There was a time when being in those arms was a very dangerous place.
For those immersed, and well versed, in the saga of Mayweather, they can recall the perilous grasp of Floyd Sr. clutching his baby boy.
At once subdued of a career, that offered grandeur from a piece of lead that traveled some 400mph into his leg, he held on to the promise he made- and would go on to make. Only to see him leave.
That baby prodigy, of course, was Floyd Mayweather Jr.
This past Saturday night, in front of a partisan Mexican crowd in his adopted hometown of Las Vegas at that, Floyd became a now unquestioned all-time great, in addition to perhaps the best pure boxer who has ever lived.
The wound left behind that day can never stay far away from memory. Not only does "his anatomy remind him", but also that of his son's, both in style and in deeds.
I found myself smiling- and actually, on the edge of tears before the start of the 12th round during Mayweather's mega-fight with future ring immortal Saul "Canelo" Alvarez. The: 55 second or so interval between rounds is supposed to be about recovery and instruction.
But this one was marked by reflection and atonement.
A prodigy no more, finally in the professors eyes, Floyd Sr. stood amid the backdrop of a blue-hued spectacle to offer an incandescent look of pride at his work of art.
If depression is rage turned inward, then elation is joy expressed outwardly. It was as if he was respecting a former feeling of emptiness, while not knowing how to describe his feelings of euphoria or absolute fulfillment.
His son has now etched his place in fistic lore, while fully accrediting the man who'd given him such resolve and purpose.
In looking for chinks in his armor, I'd identified his chin as the source that would leave him undone in this fight. But the "chin", in boxing terms, encompasses so much more than that small area on the face.
Floyd's all out assault on himself in training turns him into something like the walls of Troy. He is built to withstand torture, while conveying a countenance that suggests an inability to break him under questioning. He was hurt several times this weekend- but you didn't know it.
Neither did Canelo.
Floyd's canvas has been difficult to understand and his painting has been equally enigmatic. His colorful natures don't really seem to mix, until you ask for perspective of what it is that you see.
Then his brushes with ring danger start to shape a vision.
The paint job he put on Alvarez the other night was a remake of none other than the Dutch master Rembrandt's classic, "The Prodigal Son". Through sophisticated, computer glitch-like feints, sequential movement and strategic strokes of brilliance, Floyd signed off on his latest creation.
As he approaches the zenith of his stellar career, like Rembrandt, he has begun to survey himself without vanity and with the utmost sincerity.
There was, of course, the moment in the 11th round, when a missed Alvarez punch that landed on the ropes caused Floyd to glance at his work with a sarcastic and acerbic wit.

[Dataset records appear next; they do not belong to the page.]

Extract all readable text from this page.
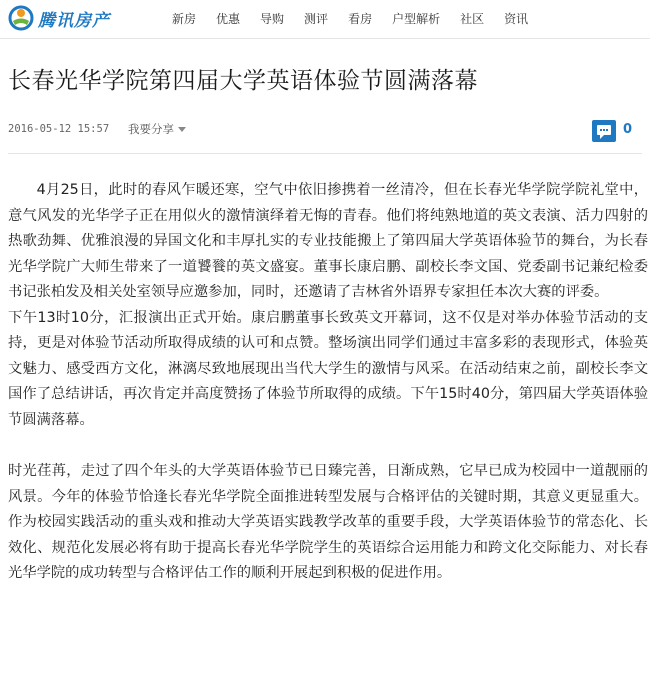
腾讯房产	新房 优惠 导购 测评 看房 户型解析 社区 资讯
长春光华学院第四届大学英语体验节圆满落幕
2016-05-12 15:57 我要分享	0

4月25日，此时的春风乍暖还寒，空气中依旧掺携着一丝清冷，但在长春光华学院学院礼堂中，意气风发的光华学子正在用似火的激情演绎着无悔的青春。他们将纯熟地道的英文表演、活力四射的热歌劲舞、优雅浪漫的异国文化和丰厚扎实的专业技能搬上了第四届大学英语体验节的舞台，为长春光华学院广大师生带来了一道饕餮的英文盛宴。董事长康启鹏、副校长李文国、党委副书记兼纪检委书记张柏发及相关处室领导应邀参加，同时，还邀请了吉林省外语界专家担任本次大赛的评委。

下午13时10分，汇报演出正式开始。康启鹏董事长致英文开幕词，这不仅是对举办体验节活动的支持，更是对体验节活动所取得成绩的认可和点赞。整场演出同学们通过丰富多彩的表现形式，体验英文魅力、感受西方文化，淋漓尽致地展现出当代大学生的激情与风采。在活动结束之前，副校长李文国作了总结讲话，再次肯定并高度赞扬了体验节所取得的成绩。下午15时40分，第四届大学英语体验节圆满落幕。

时光荏苒，走过了四个年头的大学英语体验节已日臻完善，日渐成熟，它早已成为校园中一道靓丽的风景。今年的体验节恰逢长春光华学院全面推进转型发展与合格评估的关键时期，其意义更显重大。作为校园实践活动的重头戏和推动大学英语实践教学改革的重要手段，大学英语体验节的常态化、长效化、规范化发展必将有助于提高长春光华学院学生的英语综合运用能力和跨文化交际能力、对长春光华学院的成功转型与合格评估工作的顺利开展起到积极的促进作用。
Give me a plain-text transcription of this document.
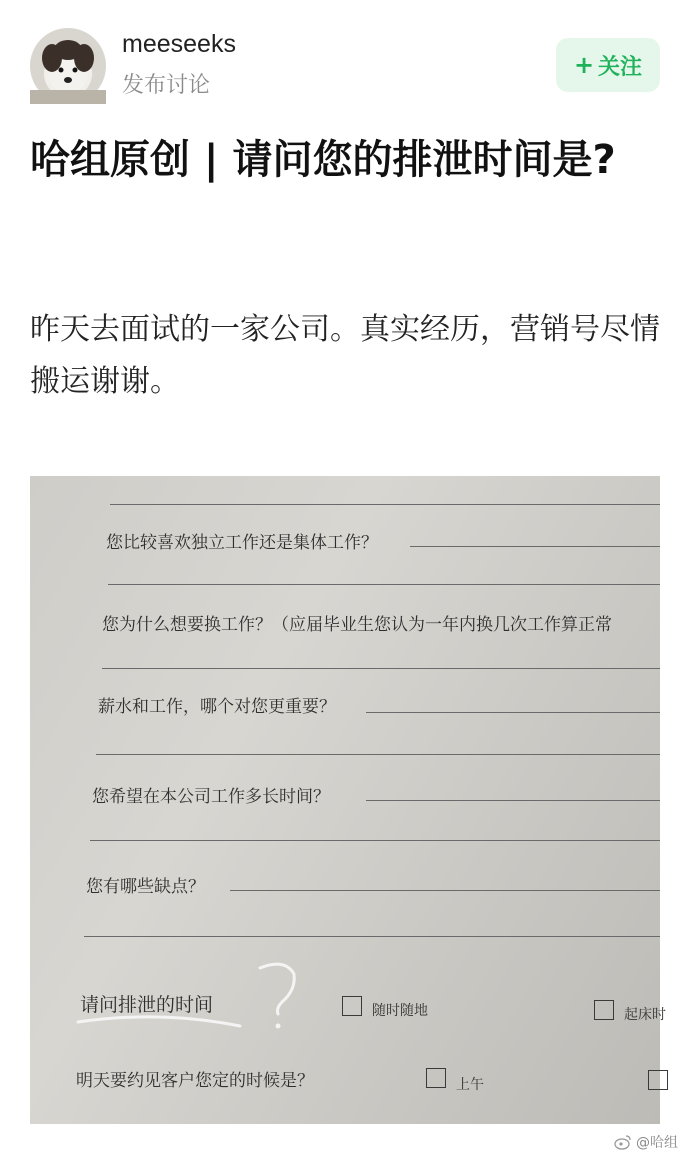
meeseeks
发布讨论
+ 关注
哈组原创 | 请问您的排泄时间是?
昨天去面试的一家公司。真实经历，营销号尽情搬运谢谢。
您比较喜欢独立工作还是集体工作？
您为什么想要换工作？（应届毕业生您认为一年内换几次工作算正常
薪水和工作，哪个对您更重要？
您希望在本公司工作多长时间？
您有哪些缺点？
请问排泄的时间	随时随地	起床时
明天要约见客户您定的时候是？	上午
@哈组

But this was more a mocked metaphor of sorts, aimed at those (like myself) who more or less doubted he'd win- or "hoped he'd lose".
Where does he go from here?
His career, and his life, having entered an age of renaissance, should only be paired with a contemporary of the same substance- if not style.
Alas, there is a Leonardo da Vinci of his time, who has made an art out of science and a science out of art, and is the archetype of everything that he isn't, while being notably associated with him.
This is of course, Manny Pacquiao.
Next May, he'll probably re-apply his craft against Philadelphia braveheart Danny Garcia, who is shaping up to be a Raphael of his time. But no matter what Floyd does from here, his face is now carved among the Mt. Rushmore of the sports' greats.
Upon seeing this, I can only imagine his father would say upon gazing at such a sight, "Well done son."